94. See the Aurora borealis, otherwise known as the northern lights. [Ontario, northern Michigan, and oddly enough, northern Nevada- I was there with an astronomy person, and we decided what we were seing couldn't be anything else]
95. View a great naked-eye comet, an opportunity which occurs only a few times per century
96. See a lunar eclipse [never miss them, if the sky is clear. Miss them every time if it isn't]
97. View a distant galaxy through a large telescope [how large is "large?" 16 inch reflector count? It was still a fuzzy blob. An impressive blob, but still...]
98. Experience a hurricane [don't wanna]
99. See noctilucent clouds [I don't think so, though I had a brief false alarm this summer, and I've been looking hard. Reports say they seem to be on the increase]
100. See the green flash [pretty sure about this one. I was crossing the Columbia River between OR and WA at sunset, looking out over the ocean, and for a few moments the color was very odd. But I'm somewhat red-green color blind, so I've never been completely convinced I saw what I think what I saw]

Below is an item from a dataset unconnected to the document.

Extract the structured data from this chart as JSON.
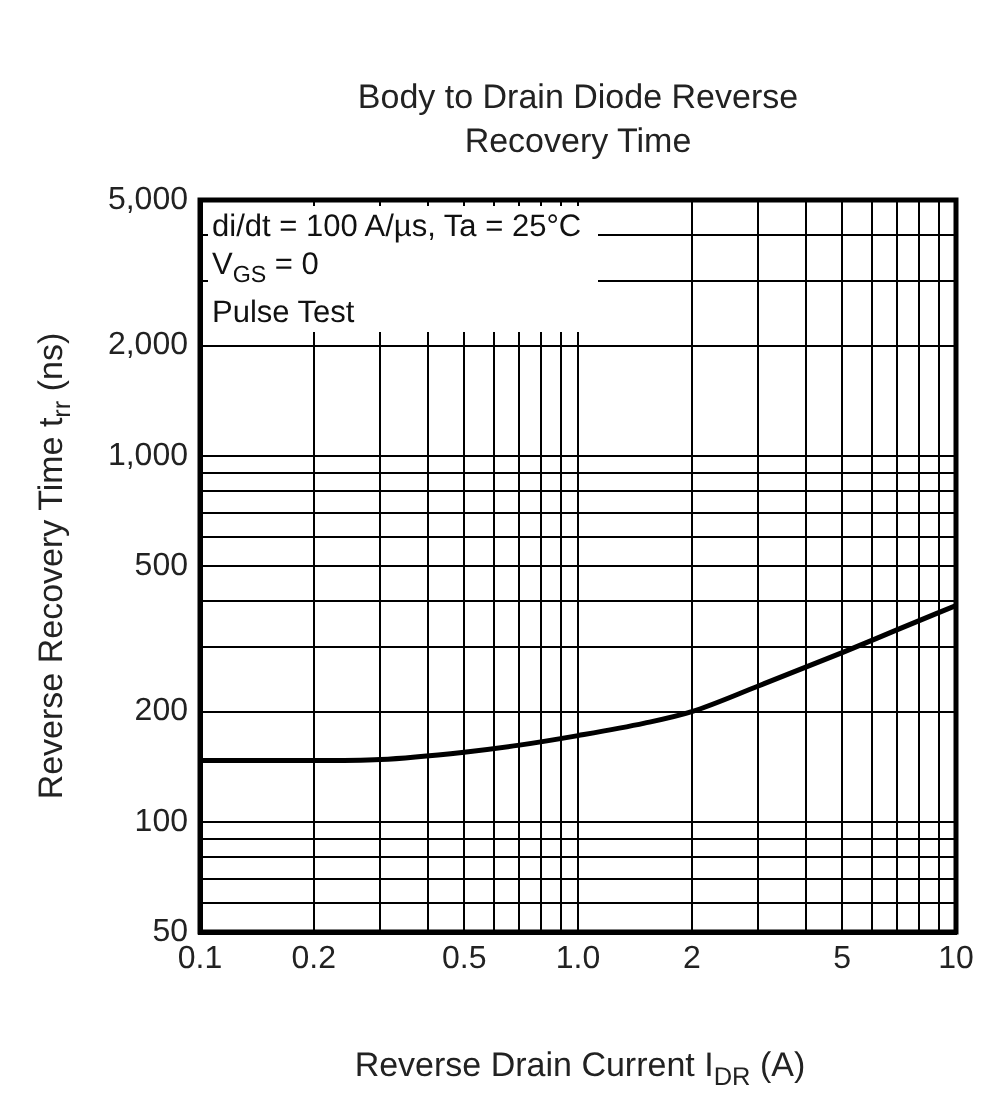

I count 38 no's, giving me 62 yes's. I count loosing count more times than I can count.
Followup: This seems like a particularly virulent meme, at least to geoblogospherians. Here (in no particular order) are the victims I've seen: BrianR, Silver Fox, Christie, Bryan, Chris, Callan, Saxifraga, Kim, SciGuy315, Hypocentre, ReBecca, Suvrat, Seablogger, Maria, Volcanista, Lost Geologist, Tuff Cookie, JJ, and as noted at the outset, the index case, MJC Rocks. Chris has the scores posted at the end of his list. My post title, by the way, is an allusion to Roy's final speech in Bladerunner. If you're not familiar with it, the quote is under "Roy," here.
Observe (from a safe distance) a river whose discharge is above bankful stage
ReplyDeleteI saw the same thing in an adult film once.
Very neat list which makes me feel like I should get out more.